Серена везла с собой два чемодана, один набитый плюшевыми зверьками и игрушками для педиатрического отделения в Канжи. Кароль тащила гигантскую сумку в стиле “гаитянин возвращается из Америки”, полную лекарств, которые могли, по ее мнению, помочь Джону перенести дорогу. Кроме того, она несла пакетик с водой, в котором плавали два шубункина – золотые рыбки для нового садового прудика возле дома Фармера в Канжи. Он просил привезти парочку, если нетрудно.
Самого его в Гаити сейчас не было – ему пришлось отправиться в Европу на научную конференцию. Глава фонда Сороса попросил его принять участие, и он не смог отказаться. В данный момент он находился, представьте себе, в одном из замков Германии. Но его молодые коллеги из двух лучших в мире университетских клиник были, несомненно, превосходными врачами и, насколько я мог судить, предусмотрели все, что только можно. По горло занятая организационными вопросами, Серена не сомкнула глаз минувшей ночью. Теперь она вслух сверяла сделанное со списком задач и еще не закончила, когда мы сели в самолет.
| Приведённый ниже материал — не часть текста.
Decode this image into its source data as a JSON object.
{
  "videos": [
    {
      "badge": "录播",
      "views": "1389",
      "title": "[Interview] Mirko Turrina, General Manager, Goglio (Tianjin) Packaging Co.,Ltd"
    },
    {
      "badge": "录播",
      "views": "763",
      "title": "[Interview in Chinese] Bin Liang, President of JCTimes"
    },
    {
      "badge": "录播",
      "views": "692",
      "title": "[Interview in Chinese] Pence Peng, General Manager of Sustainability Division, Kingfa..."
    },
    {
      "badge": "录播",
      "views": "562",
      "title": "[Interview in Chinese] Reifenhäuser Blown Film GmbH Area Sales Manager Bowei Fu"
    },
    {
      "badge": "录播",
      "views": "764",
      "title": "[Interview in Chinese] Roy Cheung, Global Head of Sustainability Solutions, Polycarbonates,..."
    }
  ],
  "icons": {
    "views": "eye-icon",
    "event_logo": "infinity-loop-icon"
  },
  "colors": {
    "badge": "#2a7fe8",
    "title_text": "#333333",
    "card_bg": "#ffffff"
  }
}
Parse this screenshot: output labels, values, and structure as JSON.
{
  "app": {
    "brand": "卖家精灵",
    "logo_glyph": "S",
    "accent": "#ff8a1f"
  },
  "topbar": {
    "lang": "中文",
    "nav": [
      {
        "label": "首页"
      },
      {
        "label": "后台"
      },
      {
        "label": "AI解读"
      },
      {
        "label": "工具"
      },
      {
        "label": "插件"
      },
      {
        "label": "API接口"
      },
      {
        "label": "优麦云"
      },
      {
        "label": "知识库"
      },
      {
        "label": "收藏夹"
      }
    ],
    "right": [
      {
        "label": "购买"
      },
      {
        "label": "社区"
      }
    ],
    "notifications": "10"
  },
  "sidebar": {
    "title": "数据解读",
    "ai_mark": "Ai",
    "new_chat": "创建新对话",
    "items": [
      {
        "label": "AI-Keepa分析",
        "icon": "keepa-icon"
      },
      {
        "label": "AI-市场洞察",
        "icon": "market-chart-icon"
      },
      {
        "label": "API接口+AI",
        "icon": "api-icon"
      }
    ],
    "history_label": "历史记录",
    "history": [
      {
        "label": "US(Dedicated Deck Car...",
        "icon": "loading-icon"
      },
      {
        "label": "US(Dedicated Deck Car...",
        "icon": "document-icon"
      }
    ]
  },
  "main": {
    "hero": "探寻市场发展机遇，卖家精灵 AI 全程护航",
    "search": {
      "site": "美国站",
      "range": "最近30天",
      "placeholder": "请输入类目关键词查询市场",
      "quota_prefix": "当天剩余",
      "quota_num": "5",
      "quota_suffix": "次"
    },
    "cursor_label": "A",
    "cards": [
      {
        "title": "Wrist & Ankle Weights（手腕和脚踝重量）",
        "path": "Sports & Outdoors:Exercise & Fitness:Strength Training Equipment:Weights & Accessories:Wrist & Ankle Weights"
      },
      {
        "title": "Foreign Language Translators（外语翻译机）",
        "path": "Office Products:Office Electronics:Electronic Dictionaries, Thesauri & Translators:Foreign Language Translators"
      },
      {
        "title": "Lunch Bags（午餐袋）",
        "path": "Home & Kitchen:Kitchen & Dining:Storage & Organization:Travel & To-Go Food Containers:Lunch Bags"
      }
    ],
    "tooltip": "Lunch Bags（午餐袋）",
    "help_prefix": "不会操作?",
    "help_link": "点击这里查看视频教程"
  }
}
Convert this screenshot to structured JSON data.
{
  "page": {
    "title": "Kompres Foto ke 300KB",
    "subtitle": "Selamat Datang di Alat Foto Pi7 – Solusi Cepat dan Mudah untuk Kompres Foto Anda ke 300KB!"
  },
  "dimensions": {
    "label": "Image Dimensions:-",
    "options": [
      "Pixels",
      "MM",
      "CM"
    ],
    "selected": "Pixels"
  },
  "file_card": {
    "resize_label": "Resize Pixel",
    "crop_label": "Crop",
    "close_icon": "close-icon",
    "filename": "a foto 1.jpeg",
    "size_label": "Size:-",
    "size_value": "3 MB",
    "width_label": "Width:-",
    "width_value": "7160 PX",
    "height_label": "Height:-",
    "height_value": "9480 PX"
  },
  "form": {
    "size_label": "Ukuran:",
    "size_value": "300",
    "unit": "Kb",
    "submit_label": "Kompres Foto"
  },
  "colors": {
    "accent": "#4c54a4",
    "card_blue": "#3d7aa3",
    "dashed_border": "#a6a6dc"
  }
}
Девушки планировали по прибытии в Порт-о-Пренс получить визу для Джона, затем отправиться на машине в Канжи и на следующий день забрать мальчика в Бостон – он должен был лететь первым классом вместе с Кароль. Фармер, всегда стремившийся сэкономить, чтобы потом больше потратить, прислал по электронной почте распоряжение не покупать билеты первого класса за деньги, а воспользоваться его богатым запасом миль, накопленных за счет постоянных перелетов.
Первая часть плана проходила гладко, в основном благодаря Ти Фифи. Эта дама была одним из старейших и ближайших друзей Фармера в Гаити, и на нее он смело полагался в решении любых задач. Фармер называл ее гаитянским крестным отцом. Ти Фифи была маленькая, тихая, все время улыбалась. Встретив нас в аэропорту, она сообщила, что ей удалось оформить гаитянский паспорт для Джона. Но сначала ей пришлось подделать свидетельство о рождении. Серена сказала:
– Если будете подделывать еще одно, можете назвать его маму Иоландой?
Все рассмеялись. Сам я почему-то не испытывал ни подобающей решимости, ни сопутствующего ей нервного напряжения. Меня тянуло погрузиться в отпускной настрой, словно нам предстояло всего лишь поучаствовать в безобидном высоконравственном приключении, не сулившем никаких отрицательных эмоций. Американское консульство выдало визу без промедления. Ближе к вечеру мы уже двигались на север, в сторону Канжи, в пикапе, принадлежавшем “Занми Ласанте”.
Около года назад я видел у подножия Морн-Кабри, где кончался асфальт, табличку, оповещавшую о грядущем ремонте Национального шоссе № 3. Теперь же ее покрывала ржавчина, облетающая с креплений, но все равно табличка была в лучшем состоянии, чем дорога. Несколько валунов, лежавших у подножия горы, кто-то передвинул с места на место, но ни метра дороги не выровняли и не заасфальтировали. Все экскаваторы и бульдозеры исчезли, только одна машина, забравшаяся примерно на треть пути вверх по склону, стояла там и потихоньку загнивала.